I remember when I was a high school student and was fortunate enough to be recruited to play college basketball. It was such an exciting feeling as I started thinking more and more about my upcoming graduation. After I selected a college, the reality set in – I didn’t know anything about college. How is it different from high school? Was I prepared academically?
I thought about all my teachers, classes, and time spent at school and realized that college was never really talked about. It wasn’t part of the day-to-day jargon at my school. The only place I heard talk of college was in my home. I grew up a twin, so my parents made sure my brother and I considered college since tuition would be two-fold for them.
As I reflect on that experience, there are things that I learned and vowed to change if I was ever in the position to do so in education. Since being the principal at Dove Academy of Detroit, I have worked diligently to instill in the staff and students alike that all Dove students are college bound! It is important to me that we infuse college preparation daily at school, regardless of grade level.
Over the last several years, I have been asked questions by our parents and families regarding the topic of college. Here are some of the most frequently asked questions I receive, along with my response:
Question: “When should students start thinking about going to college?”
Answer: NOW! No matter what grade they are.
Question: “Why should our students think about going to college?”
Answer: They will have greater career and promotion opportunities. By becoming a college graduate, they will add greater value to society by contributing towards lower unemployment rates, lower crime rates, and greater tax revenues.
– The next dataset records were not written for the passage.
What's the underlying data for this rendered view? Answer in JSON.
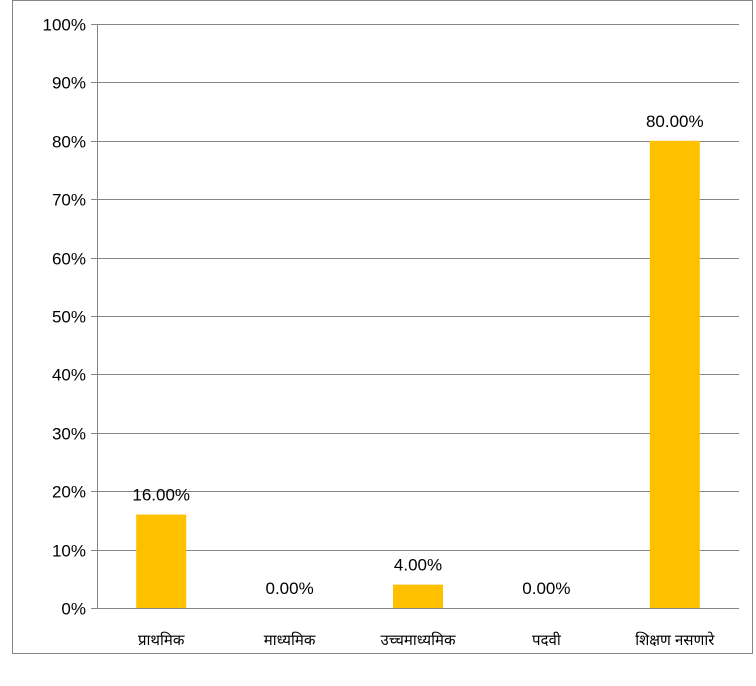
{
  "colors": {
    "bar": "#FFC000",
    "grid": "#868686",
    "border": "#868686",
    "background": "#FFFFFF",
    "text": "#000000"
  },
  "chart_data": {
    "type": "bar",
    "categories": [
      "प्राथमिक",
      "माध्यमिक",
      "उच्चमाध्यमिक",
      "पदवी",
      "शिक्षण नसणारे"
    ],
    "values": [
      16.0,
      0.0,
      4.0,
      0.0,
      80.0
    ],
    "data_labels": [
      "16.00%",
      "0.00%",
      "4.00%",
      "0.00%",
      "80.00%"
    ],
    "y_ticks": [
      "0%",
      "10%",
      "20%",
      "30%",
      "40%",
      "50%",
      "60%",
      "70%",
      "80%",
      "90%",
      "100%"
    ],
    "ylim": [
      0,
      100
    ],
    "grid": true,
    "legend": "none"
  }
}
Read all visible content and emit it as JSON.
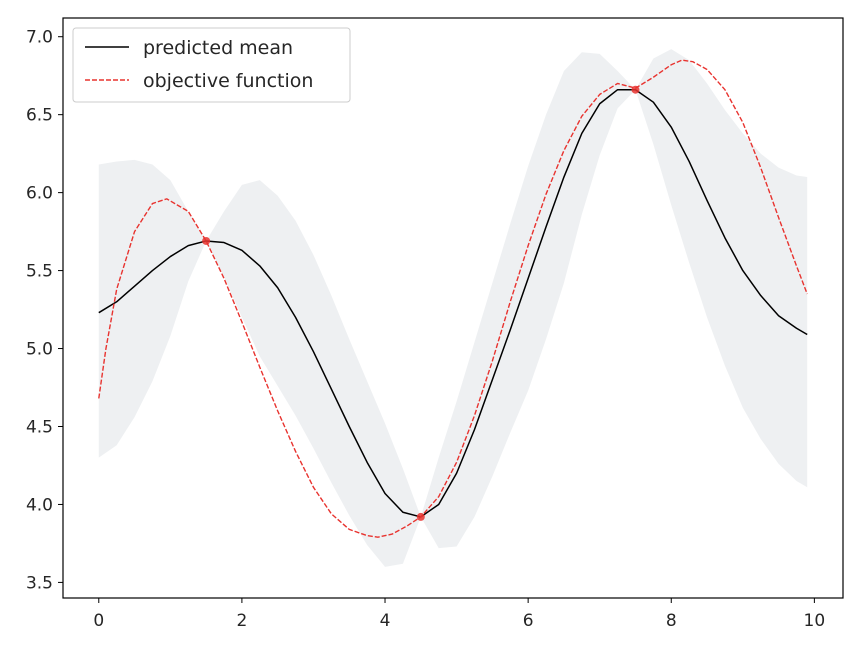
{
  "chart_data": {
    "type": "line",
    "title": "",
    "xlabel": "",
    "ylabel": "",
    "xlim": [
      -0.5,
      10.4
    ],
    "ylim": [
      3.4,
      7.12
    ],
    "x_ticks": [
      0,
      2,
      4,
      6,
      8,
      10
    ],
    "x_tick_labels": [
      "0",
      "2",
      "4",
      "6",
      "8",
      "10"
    ],
    "y_ticks": [
      3.5,
      4.0,
      4.5,
      5.0,
      5.5,
      6.0,
      6.5,
      7.0
    ],
    "y_tick_labels": [
      "3.5",
      "4.0",
      "4.5",
      "5.0",
      "5.5",
      "6.0",
      "6.5",
      "7.0"
    ],
    "grid": false,
    "legend": {
      "position": "top-left",
      "entries": [
        {
          "label": "predicted mean",
          "color": "#000000",
          "style": "solid"
        },
        {
          "label": "objective function",
          "color": "#e8332f",
          "style": "dashed"
        }
      ]
    },
    "series": [
      {
        "name": "predicted mean",
        "color": "#000000",
        "style": "solid",
        "x": [
          0.0,
          0.25,
          0.5,
          0.75,
          1.0,
          1.25,
          1.5,
          1.75,
          2.0,
          2.25,
          2.5,
          2.75,
          3.0,
          3.25,
          3.5,
          3.75,
          4.0,
          4.25,
          4.5,
          4.75,
          5.0,
          5.25,
          5.5,
          5.75,
          6.0,
          6.25,
          6.5,
          6.75,
          7.0,
          7.25,
          7.5,
          7.75,
          8.0,
          8.25,
          8.5,
          8.75,
          9.0,
          9.25,
          9.5,
          9.75,
          9.9
        ],
        "y": [
          5.23,
          5.3,
          5.4,
          5.5,
          5.59,
          5.66,
          5.69,
          5.68,
          5.63,
          5.53,
          5.39,
          5.2,
          4.98,
          4.74,
          4.5,
          4.27,
          4.07,
          3.95,
          3.92,
          4.0,
          4.2,
          4.48,
          4.8,
          5.12,
          5.45,
          5.78,
          6.1,
          6.38,
          6.57,
          6.66,
          6.66,
          6.58,
          6.42,
          6.2,
          5.95,
          5.71,
          5.5,
          5.34,
          5.21,
          5.13,
          5.09
        ]
      },
      {
        "name": "objective function",
        "color": "#e8332f",
        "style": "dashed",
        "x": [
          0.0,
          0.1,
          0.25,
          0.5,
          0.75,
          0.95,
          1.25,
          1.5,
          1.75,
          2.0,
          2.25,
          2.5,
          2.75,
          3.0,
          3.25,
          3.5,
          3.75,
          3.9,
          4.1,
          4.3,
          4.5,
          4.75,
          5.0,
          5.25,
          5.5,
          5.75,
          6.0,
          6.25,
          6.5,
          6.75,
          7.0,
          7.25,
          7.5,
          7.75,
          8.0,
          8.15,
          8.3,
          8.5,
          8.75,
          9.0,
          9.25,
          9.5,
          9.75,
          9.9
        ],
        "y": [
          4.68,
          5.0,
          5.38,
          5.75,
          5.93,
          5.96,
          5.88,
          5.69,
          5.45,
          5.17,
          4.88,
          4.6,
          4.34,
          4.11,
          3.94,
          3.84,
          3.8,
          3.79,
          3.81,
          3.86,
          3.92,
          4.05,
          4.27,
          4.57,
          4.92,
          5.3,
          5.66,
          5.99,
          6.27,
          6.49,
          6.63,
          6.7,
          6.67,
          6.74,
          6.82,
          6.85,
          6.84,
          6.79,
          6.66,
          6.45,
          6.16,
          5.84,
          5.53,
          5.35
        ]
      }
    ],
    "confidence_band": {
      "color": "#eef0f2",
      "x": [
        0.0,
        0.25,
        0.5,
        0.75,
        1.0,
        1.25,
        1.5,
        1.75,
        2.0,
        2.25,
        2.5,
        2.75,
        3.0,
        3.25,
        3.5,
        3.75,
        4.0,
        4.25,
        4.5,
        4.75,
        5.0,
        5.25,
        5.5,
        5.75,
        6.0,
        6.25,
        6.5,
        6.75,
        7.0,
        7.25,
        7.5,
        7.75,
        8.0,
        8.25,
        8.5,
        8.75,
        9.0,
        9.25,
        9.5,
        9.75,
        9.9
      ],
      "upper": [
        6.18,
        6.2,
        6.21,
        6.18,
        6.08,
        5.88,
        5.69,
        5.88,
        6.05,
        6.08,
        5.98,
        5.82,
        5.6,
        5.34,
        5.06,
        4.79,
        4.52,
        4.23,
        3.92,
        4.3,
        4.66,
        5.04,
        5.42,
        5.8,
        6.17,
        6.5,
        6.78,
        6.9,
        6.89,
        6.78,
        6.66,
        6.86,
        6.92,
        6.85,
        6.7,
        6.53,
        6.38,
        6.25,
        6.16,
        6.11,
        6.1
      ],
      "lower": [
        4.3,
        4.38,
        4.56,
        4.79,
        5.08,
        5.43,
        5.69,
        5.46,
        5.2,
        4.95,
        4.76,
        4.57,
        4.36,
        4.14,
        3.93,
        3.74,
        3.6,
        3.62,
        3.92,
        3.72,
        3.73,
        3.92,
        4.18,
        4.46,
        4.73,
        5.06,
        5.42,
        5.86,
        6.24,
        6.54,
        6.66,
        6.31,
        5.92,
        5.55,
        5.2,
        4.89,
        4.62,
        4.42,
        4.26,
        4.15,
        4.11
      ]
    },
    "observations": {
      "color": "#e8332f",
      "x": [
        1.5,
        4.5,
        7.5
      ],
      "y": [
        5.69,
        3.92,
        6.66
      ]
    }
  }
}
They will have greater opportunities to pursue hobbies, personal interests, wealth, and stability!
Question: “What, exactly, is college readiness?”
Answer: The idea that EVERY student deserves the opportunity to be educated in a way that prepares him or her for college – if they so choose to attend.
Question: “Who will prepare our students for college?”
Answer: The students themselves, our staff, parents and family members, our community, and their future middle school and high school.
Providing college readiness to our students daily is a commitment we make to them when they enroll in our school. Think about it for a second… Students can set their sights on a future that includes a college/university education. Students can learn about the culture of college and develop an interest in a specific university their classroom could focus on for the school year. Students will have such a great opportunity to be exposed to many colleges and universities throughout their primary and secondary education. The school community can be unified by a common goal of a college education. Parents will be proud of their child learning about college and, as a result, would be willing to support a college-bound program in our schools. All of this is powerful stuff!
As you become more intentional with bringing college jargon into your everyday school life, I would encourage teachers to teach about college culture in an effort to tap into our students’ interests on a daily basis. It is helpful to create a program for parents that will expose them to some of the same elements of college culture that their child is learning; Remember, lack of support sometimes is rooted in a lack of understanding. Consistently provide positive reinforcement for the teachers who are enthusiastic about their college/university and share with other staff what these teachers are accomplishing in the classroom, as it can be awesome and persuasive! Don’t forget to seek out support from local businesses, churches, and colleges and universities.
Bottom line, we can help make the opportunity for college a reality if we work together and think outside the box. Position your school to be whom a student thinks about when he or she reflects on their college exposure and college readiness! There are too many opportunities lost, so help be a school, teacher, leader, or parent who successfully contributed to a student’s academic future!